Apache Airflow is a workflow management platform used to author workflows as Directed Acyclic Graphs (DAGs). This makes it easier to build data pipelines, monitor them, and perform ETL operations. A simple machine learning task may involve complex data pipelines. Triggering and monitoring these pipelines manually may cause unnecessary overhead and errors.
Qubole offers Airflow running on top of the Anaconda environment to make running machine learning pipelines and data science tasks seamless. Anaconda is an open source Python distribution for data science, machine learning, and large-scale data processing tasks with over 1,400 packages. This gives users the ease of running huge data pipelines along with better package support for their tasks. Qubole also offers Package Management, which allows users to install various Anaconda packages on their clusters directly from the UI without restarting the clusters.
Running Airflow on the Anaconda environment provides users with the simplicity of running machine learning and data science tasks by building complex data pipelines. It also gives them the flexibility to install various packages optimized for data science tasks available within the Anaconda environment on the go with the help of Qubole’s package management feature.
How to Run Airflow on Anaconda with Qubole
Step 1: Creating a cluster
- From the cluster page, select the Airflow cluster with the Python version set to 3.5. This will automatically attach this cluster to an Anaconda environment.
- A new Airflow cluster will be created and can then be used.
Step 2: Adding packages
- Various Python packages can be installed on the cluster from the Qubole Environments page without restarting the cluster. Just open the page and select your cluster.
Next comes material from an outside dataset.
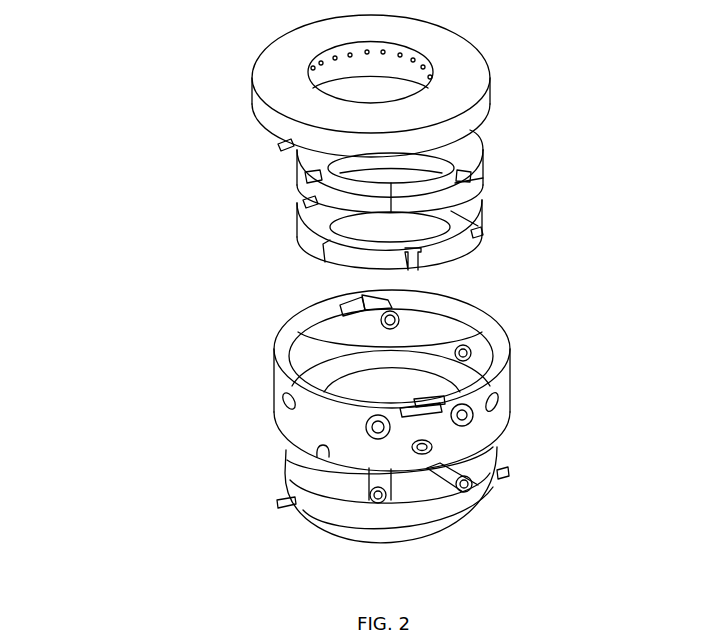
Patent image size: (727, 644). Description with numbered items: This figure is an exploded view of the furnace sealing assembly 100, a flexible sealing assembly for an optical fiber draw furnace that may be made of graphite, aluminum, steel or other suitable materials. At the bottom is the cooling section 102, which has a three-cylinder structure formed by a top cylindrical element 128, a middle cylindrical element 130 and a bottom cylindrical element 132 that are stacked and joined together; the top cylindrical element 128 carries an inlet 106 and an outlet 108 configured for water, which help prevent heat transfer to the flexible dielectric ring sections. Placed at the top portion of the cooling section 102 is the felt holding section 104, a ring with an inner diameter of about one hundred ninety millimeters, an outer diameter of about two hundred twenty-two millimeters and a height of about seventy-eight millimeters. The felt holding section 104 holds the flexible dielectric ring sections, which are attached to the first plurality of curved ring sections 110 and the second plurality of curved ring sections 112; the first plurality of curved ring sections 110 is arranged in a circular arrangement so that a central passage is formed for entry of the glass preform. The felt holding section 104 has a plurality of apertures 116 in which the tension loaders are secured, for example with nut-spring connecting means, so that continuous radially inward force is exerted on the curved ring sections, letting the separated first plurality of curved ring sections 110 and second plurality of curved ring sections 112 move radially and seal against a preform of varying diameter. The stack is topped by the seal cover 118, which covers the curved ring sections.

- Add the package you require. The selected package will be installed in the Anaconda environment.
Step 3: Running shell commands on the cluster
- Qubole provides the flexibility of performing various shell commands directly from the Analyze page.
With the steps shown above, we have demonstrated how you can simplify the building of your data pipelines with the help of Qubole. Now you can build, train, and deploy various machine learning/ data science pipelines effortlessly right on top of the Anaconda environment with the support of package management.